BigBicard: Large bicaridine doses used to treat brute damage (usually 15U+).
BigDerma: Large dermaline doses used to treat burn damage (usually 15U+).
BigDex: Large dexplus doses used to treat oxy damage and defer oxy damage from organs/bloodloss (usually 15U+).
Boner: Someone with fractures.
Chem: Chemicals/chemistry.
Crit: Critical condition. Patients identified as crit require immediate treatment.
Cryo(mix) In the context of medical, this usually refers to the cryotubes. Cryomix refers to the chemical inputs for the cryotubes. Can also mean the cryobeds for disposal of SSD players.
Cryobag Blue stasis bag often used to halt deterioration in the condition of badly wounded or infected casualties for safe medevac to Medbay.
DAF: Dead As Fuck. The biological equivalent of FUBAR: used to describe patients who are beyond saving and cannot be revived.
ICS/IMS: Incision Management System.

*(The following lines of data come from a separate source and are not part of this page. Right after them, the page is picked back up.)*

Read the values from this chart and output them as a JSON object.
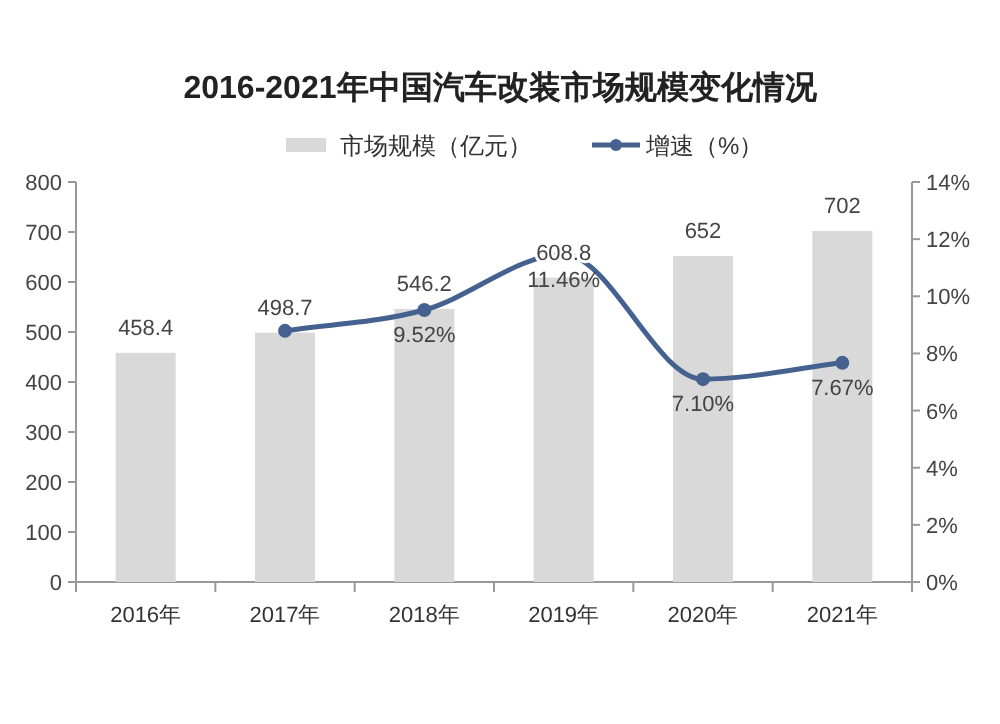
{
  "chart_data": {
    "type": "bar",
    "title": "2016-2021年中国汽车改装市场规模变化情况",
    "categories": [
      "2016年",
      "2017年",
      "2018年",
      "2019年",
      "2020年",
      "2021年"
    ],
    "series": [
      {
        "name": "市场规模（亿元）",
        "color": "#d9d9d9",
        "values": [
          458.4,
          498.7,
          546.2,
          608.8,
          652,
          702
        ]
      },
      {
        "type": "line",
        "name": "增速（%）",
        "color": "#44618f",
        "axis": "y2",
        "marker": "circle",
        "values": [
          null,
          8.79,
          9.52,
          11.46,
          7.1,
          7.67
        ],
        "value_labels": [
          null,
          null,
          "9.52%",
          "11.46%",
          "7.10%",
          "7.67%"
        ]
      }
    ],
    "data_labels": true,
    "ylim": [
      0,
      800
    ],
    "yticks": [
      0,
      100,
      200,
      300,
      400,
      500,
      600,
      700,
      800
    ],
    "y2lim": [
      0,
      14
    ],
    "y2ticks": [
      {
        "value": 0,
        "label": "0%"
      },
      {
        "value": 2,
        "label": "2%"
      },
      {
        "value": 4,
        "label": "4%"
      },
      {
        "value": 6,
        "label": "6%"
      },
      {
        "value": 8,
        "label": "8%"
      },
      {
        "value": 10,
        "label": "10%"
      },
      {
        "value": 12,
        "label": "12%"
      },
      {
        "value": 14,
        "label": "14%"
      }
    ],
    "legend": "top",
    "grid": false
  }
}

Advanced surgical tool that cuts open a patient, spreads tissue and clamps bleeders, thereby doing three surgical steps in one.
IronSugar: Chem mix intended to restore blood. Generally a bad idea as sugar is very inefficient for this purpose compared to iron and costs just as much chem charge; use pure iron instead.
IV: Intravenous Drip; wheeled intravenous units that are used for injecting a steady stream of chemicals into a patient (usually blood, or painkillers or spaceacillin with a slow metabolism rate).
Keloderm: Kelotane and dermaline chemical mix used to treat burn damage; a traditional staple chemical mix prepared for Medics pre-deployment.
MedEvac/CaseEvac: The winch medevac system used by dropships to retrieve the wounded from the operational area.
OR: Operating Room.
Peridex: Peridaxon and dexplus chemical mix used to treat organ damage and oxygen loss caused by it; a traditional staple chemical mix prepared for Medics pre-deployment.
Preggo: Someone infested with a larva/chestburster. Don't use this term until you're familiar with the larva portion of the life cycle.
QC: Quikclot; chemical used for treating internal bleeding. Cannot be synthesized via the chem dispenser; must be taken from injectors.
Stims/Meth/Assblast (USA): Hyperzine, either by itself, or in some chemical mix.
TNB: Tag N Bag, usually in reference to DAFs. This means put them in a body bag and ship them off to the morgue.